ICollection<T> Vs List<T> in Entity Framework

wil picture wil · Oct 5, 2011 · Viewed 69.4k times · Source

I only watched a few webcasts before I went head first in to designing a few Entity Framework applications. I really didn't read that much documentation and I feel like I am suffering for it now.

I have been using List<T> in my classes, and it has worked great.

Now I have read some documentation and it states that I should have been using ICollection<T>. I changed to this, and it didn't even cause a model context change. Is this because both List<T> and ICollection<T> inherit IEnumerable<T>, and that is what is actually required for EF?

However, if this is the case, why doesn't the EF documentation state that it requires IEnumerable<T> instead of ICollection<T>?

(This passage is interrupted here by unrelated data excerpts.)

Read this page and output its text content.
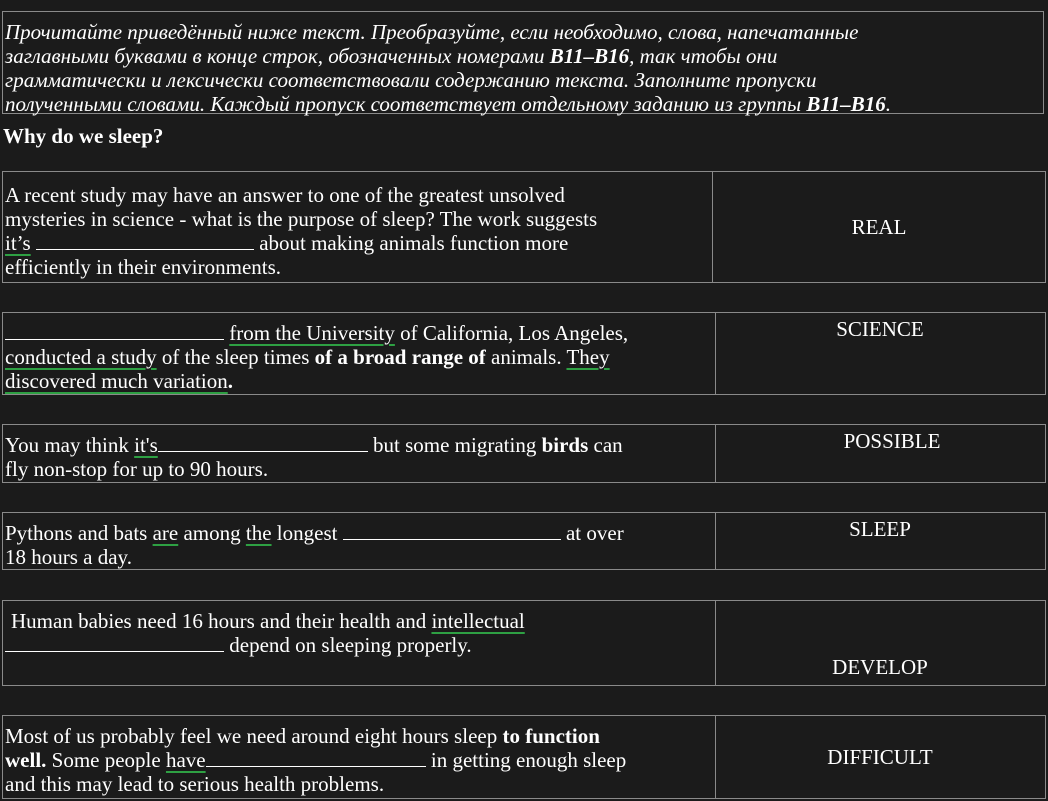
Прочитайте приведённый ниже текст. Преобразуйте, если необходимо, слова, напечатанные
заглавными буквами в конце строк, обозначенных номерами B11–B16, так чтобы они
грамматически и лексически соответствовали содержанию текста. Заполните пропуски
полученными словами. Каждый пропуск соответствует отдельному заданию из группы B11–B16.
Why do we sleep?
A recent study may have an answer to one of the greatest unsolved
mysteries in science - what is the purpose of sleep? The work suggests
it’s	about making animals function more
efficiently in their environments.
REAL
from the University of California, Los Angeles,
conducted a study of the sleep times of a broad range of animals. They
discovered much variation.
SCIENCE
You may think it's	but some migrating birds can
fly non-stop for up to 90 hours.
POSSIBLE
Pythons and bats are among the longest	at over
18 hours a day.
SLEEP
Human babies need 16 hours and their health and intellectual
depend on sleeping properly.
DEVELOP
Most of us probably feel we need around eight hours sleep to function
well. Some people have	in getting enough sleep
and this may lead to serious health problems.
DIFFICULT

In any case, are there any downsides to what I have done, or should I change it?

Answer

Anthony Pegram picture Anthony Pegram · Oct 5, 2011

Entity Framework would use ICollection<T> because it needs to support Add operations, which are not part of the IEnumerable<T> interface.

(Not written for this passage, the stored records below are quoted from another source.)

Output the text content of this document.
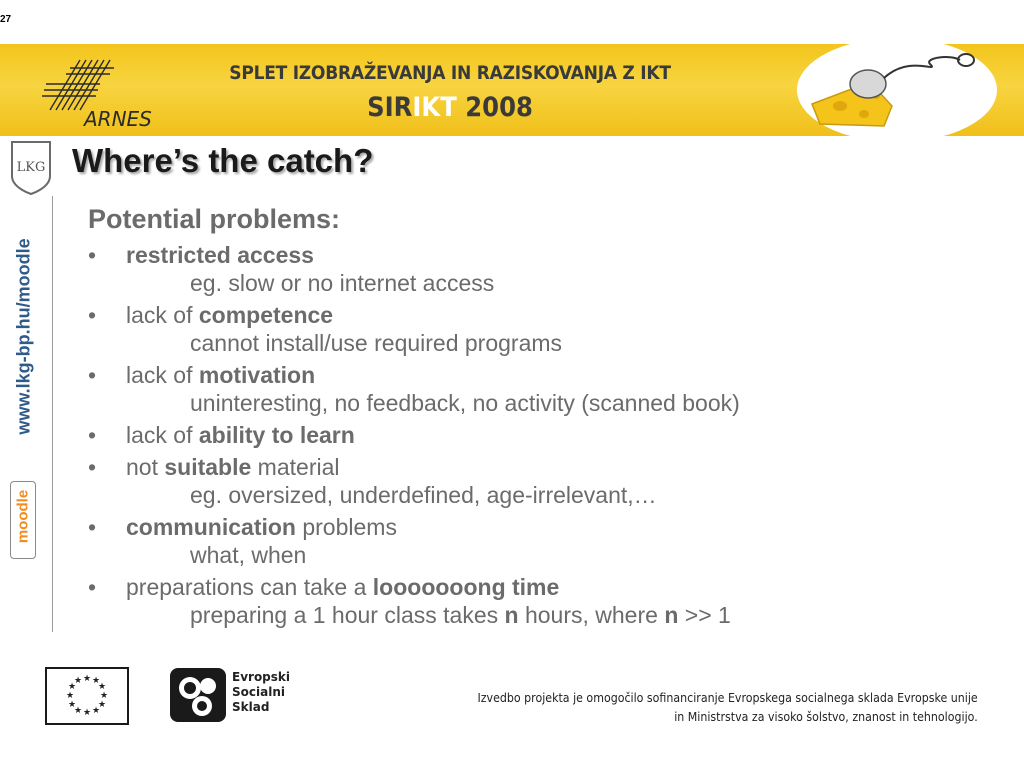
27
ARNES
SPLET IZOBRAŽEVANJA IN RAZISKOVANJA Z IKT
SIRIKT 2008
LKG Where’s the catch?
www.lkg-bp.hu/moodle
moodle
Potential problems:
• restricted access
eg. slow or no internet access
• lack of competence
cannot install/use required programs
• lack of motivation
uninteresting, no feedback, no activity (scanned book)
• lack of ability to learn
• not suitable material
eg. oversized, underdefined, age-irrelevant,…
• communication problems
what, when
• preparations can take a looooooong time
preparing a 1 hour class takes n hours, where n >> 1
★ ★
★
★
★
★
★
★
★
★
★
★	Evropski
Socialni
Sklad
Izvedbo projekta je omogočilo sofinanciranje Evropskega socialnega sklada Evropske unije
in Ministrstva za visoko šolstvo, znanost in tehnologijo.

Also note that you were using ICollection<T>, you were merely exposing it as the List<T> implementation. List<T> brings along with it IList<T>, ICollection<T>, and IEnumerable<T>.

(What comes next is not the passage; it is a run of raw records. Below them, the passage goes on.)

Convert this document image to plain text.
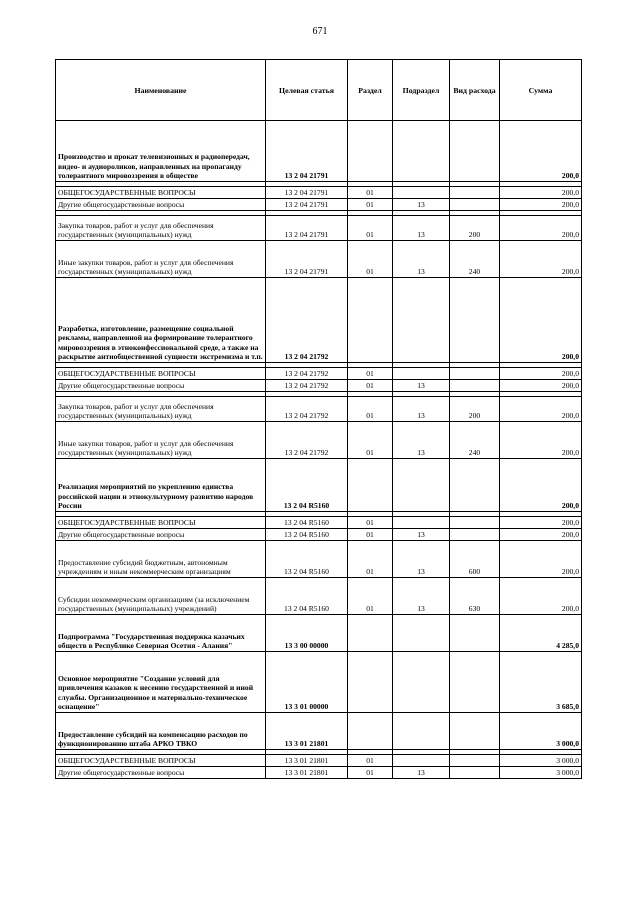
671
Наименование	Целевая статья	Раздел	Подраздел	Вид расхода	Сумма
Производство и прокат телевизионных и радиопередач, видео- и аудиороликов, направленных на пропаганду толерантного мировоззрения в обществе	13 2 04 21791				200,0

ОБЩЕГОСУДАРСТВЕННЫЕ ВОПРОСЫ	13 2 04 21791	01			200,0
Другие общегосударственные вопросы	13 2 04 21791	01	13		200,0

Закупка товаров, работ и услуг для обеспечения государственных (муниципальных) нужд	13 2 04 21791	01	13	200	200,0
Иные закупки товаров, работ и услуг для обеспечения государственных (муниципальных) нужд	13 2 04 21791	01	13	240	200,0
Разработка, изготовление, размещение социальной рекламы, направленной на формирование толерантного мировоззрения в этноконфессиональной среде, а также на раскрытие антиобщественной сущности экстремизма и т.п.	13 2 04 21792				200,0

ОБЩЕГОСУДАРСТВЕННЫЕ ВОПРОСЫ	13 2 04 21792	01			200,0
Другие общегосударственные вопросы	13 2 04 21792	01	13		200,0

Закупка товаров, работ и услуг для обеспечения государственных (муниципальных) нужд	13 2 04 21792	01	13	200	200,0
Иные закупки товаров, работ и услуг для обеспечения государственных (муниципальных) нужд	13 2 04 21792	01	13	240	200,0
Реализация мероприятий по укреплению единства российской нации и этнокультурному развитию народов России	13 2 04 R5160				200,0

ОБЩЕГОСУДАРСТВЕННЫЕ ВОПРОСЫ	13 2 04 R5160	01			200,0
Другие общегосударственные вопросы	13 2 04 R5160	01	13		200,0
Предоставление субсидий бюджетным, автономным учреждениям и иным некоммерческим организациям	13 2 04 R5160	01	13	600	200,0
Субсидии некоммерческим организациям (за исключением государственных (муниципальных) учреждений)	13 2 04 R5160	01	13	630	200,0
Подпрограмма "Государственная поддержка казачьих обществ в Республике Северная Осетия - Алания"	13 3 00 00000				4 285,0
Основное мероприятие "Создание условий для привлечения казаков к несению государственной и иной службы. Организационное и материально-техническое оснащение"	13 3 01 00000				3 685,0
Предоставление субсидий на компенсацию расходов по функционированию штаба АРКО ТВКО	13 3 01 21801				3 000,0

ОБЩЕГОСУДАРСТВЕННЫЕ ВОПРОСЫ	13 3 01 21801	01			3 000,0
Другие общегосударственные вопросы	13 3 01 21801	01	13		3 000,0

As for your change, exposing via the interface is a good choice, despite List<T> working. The interface defines the contract but not the implementation. The implementation could change. In some instances, perhaps the implementation could be a HashSet<T>, for example. (This is a mindset you could use for more than just Entity Framework, by the way. A good object-oriented practice is to program towards the interface and not the implementation. Implementations can and will change.)